Delivery of the freight will be delayed by at least day, and as long as 3 days. Revised paperwork is often required.

  • If you have repeated Customs clearance issues, your account will be flagged and your shipments will be designated for extra attention. This will translate directly into added delays and costs.



In order to facilitate international freight flows, the Customs clearance process has been designed to be very efficient for shippers who do their preparation carefully and accurately. If correct and complete documentation is sent to Customs (via a Customs Broker) with the correct lead time, and there is nothing suspicions, then Customs will regularly require no more than a few seconds to process the truck and the shipment when it arrives at the border. These shipments are given priority processing and handling. Only a random inspection would delay the process.

On the other hand, the system is also designed to be intentionally slow, time-consuming, and expensive for shippers who do not have their paperwork and processes in order. These shipments are not given priority processing and handling, which makes it difficult for a carrier to plan in advance for their release and re-delivery.

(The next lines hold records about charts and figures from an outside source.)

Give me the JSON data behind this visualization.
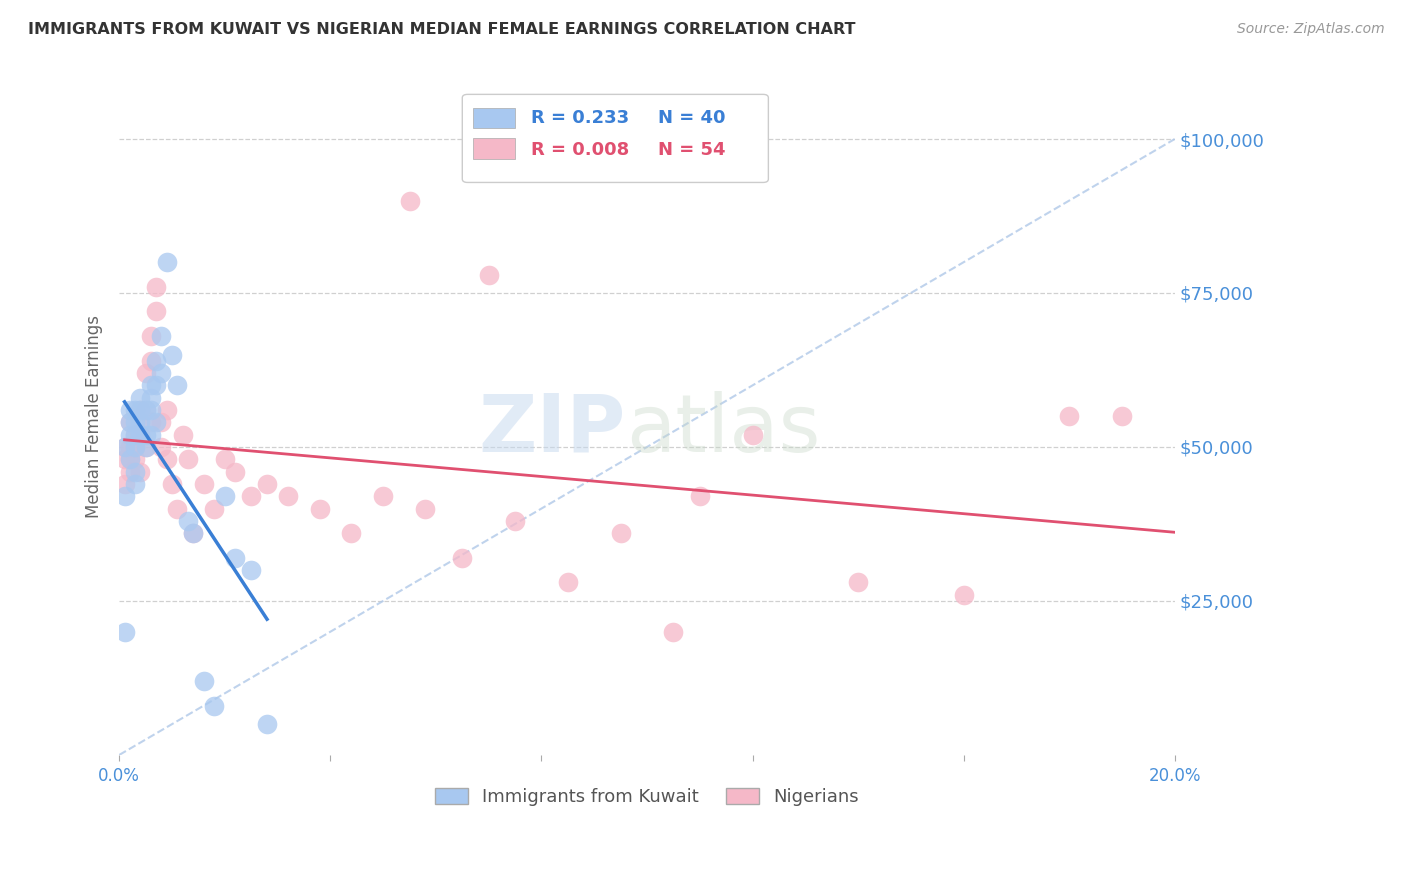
{
  "title": "IMMIGRANTS FROM KUWAIT VS NIGERIAN MEDIAN FEMALE EARNINGS CORRELATION CHART",
  "source": "Source: ZipAtlas.com",
  "ylabel": "Median Female Earnings",
  "xlim": [
    0.0,
    0.2
  ],
  "ylim": [
    0,
    110000
  ],
  "yticks": [
    25000,
    50000,
    75000,
    100000
  ],
  "ytick_labels": [
    "$25,000",
    "$50,000",
    "$75,000",
    "$100,000"
  ],
  "xticks": [
    0.0,
    0.04,
    0.08,
    0.12,
    0.16,
    0.2
  ],
  "xtick_labels": [
    "0.0%",
    "",
    "",
    "",
    "",
    "20.0%"
  ],
  "R_kuwait": 0.233,
  "N_kuwait": 40,
  "R_nigeria": 0.008,
  "N_nigeria": 54,
  "watermark_zip": "ZIP",
  "watermark_atlas": "atlas",
  "background_color": "#ffffff",
  "grid_color": "#d0d0d0",
  "title_color": "#333333",
  "right_label_color": "#4a90d9",
  "kuwait_color": "#a8c8f0",
  "nigeria_color": "#f5b8c8",
  "kuwait_line_color": "#3a7fd5",
  "nigeria_line_color": "#e05070",
  "diagonal_line_color": "#b0c8e8",
  "kuwait_points_x": [
    0.001,
    0.001,
    0.001,
    0.002,
    0.002,
    0.002,
    0.002,
    0.003,
    0.003,
    0.003,
    0.003,
    0.003,
    0.003,
    0.004,
    0.004,
    0.004,
    0.004,
    0.005,
    0.005,
    0.005,
    0.006,
    0.006,
    0.006,
    0.006,
    0.007,
    0.007,
    0.007,
    0.008,
    0.008,
    0.009,
    0.01,
    0.011,
    0.013,
    0.014,
    0.016,
    0.018,
    0.02,
    0.022,
    0.025,
    0.028
  ],
  "kuwait_points_y": [
    20000,
    42000,
    50000,
    48000,
    52000,
    54000,
    56000,
    50000,
    52000,
    54000,
    56000,
    46000,
    44000,
    54000,
    56000,
    58000,
    52000,
    56000,
    52000,
    50000,
    58000,
    60000,
    56000,
    52000,
    64000,
    60000,
    54000,
    68000,
    62000,
    80000,
    65000,
    60000,
    38000,
    36000,
    12000,
    8000,
    42000,
    32000,
    30000,
    5000
  ],
  "nigeria_points_x": [
    0.001,
    0.001,
    0.001,
    0.002,
    0.002,
    0.002,
    0.002,
    0.003,
    0.003,
    0.003,
    0.004,
    0.004,
    0.004,
    0.005,
    0.005,
    0.005,
    0.006,
    0.006,
    0.006,
    0.007,
    0.007,
    0.008,
    0.008,
    0.009,
    0.009,
    0.01,
    0.011,
    0.012,
    0.013,
    0.014,
    0.016,
    0.018,
    0.02,
    0.022,
    0.025,
    0.028,
    0.032,
    0.038,
    0.044,
    0.05,
    0.058,
    0.065,
    0.075,
    0.085,
    0.095,
    0.105,
    0.12,
    0.14,
    0.16,
    0.18,
    0.055,
    0.07,
    0.11,
    0.19
  ],
  "nigeria_points_y": [
    48000,
    44000,
    50000,
    50000,
    54000,
    46000,
    48000,
    50000,
    48000,
    52000,
    52000,
    56000,
    46000,
    62000,
    56000,
    50000,
    68000,
    64000,
    54000,
    76000,
    72000,
    54000,
    50000,
    56000,
    48000,
    44000,
    40000,
    52000,
    48000,
    36000,
    44000,
    40000,
    48000,
    46000,
    42000,
    44000,
    42000,
    40000,
    36000,
    42000,
    40000,
    32000,
    38000,
    28000,
    36000,
    20000,
    52000,
    28000,
    26000,
    55000,
    90000,
    78000,
    42000,
    55000
  ]
}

The freight is put in bond and taken to an approved Sufferance Warehouse or bonded carrier compound. The freight is often released the next business day, except that shipments put in bond over the weekend usually take 2 – 3 days to be released. Delivery is typically same day or next day after release.

The charges assessed will typically be between $150 and $600. However, if the freight had to be held at a remote border location, charges can easily exceed $1,000.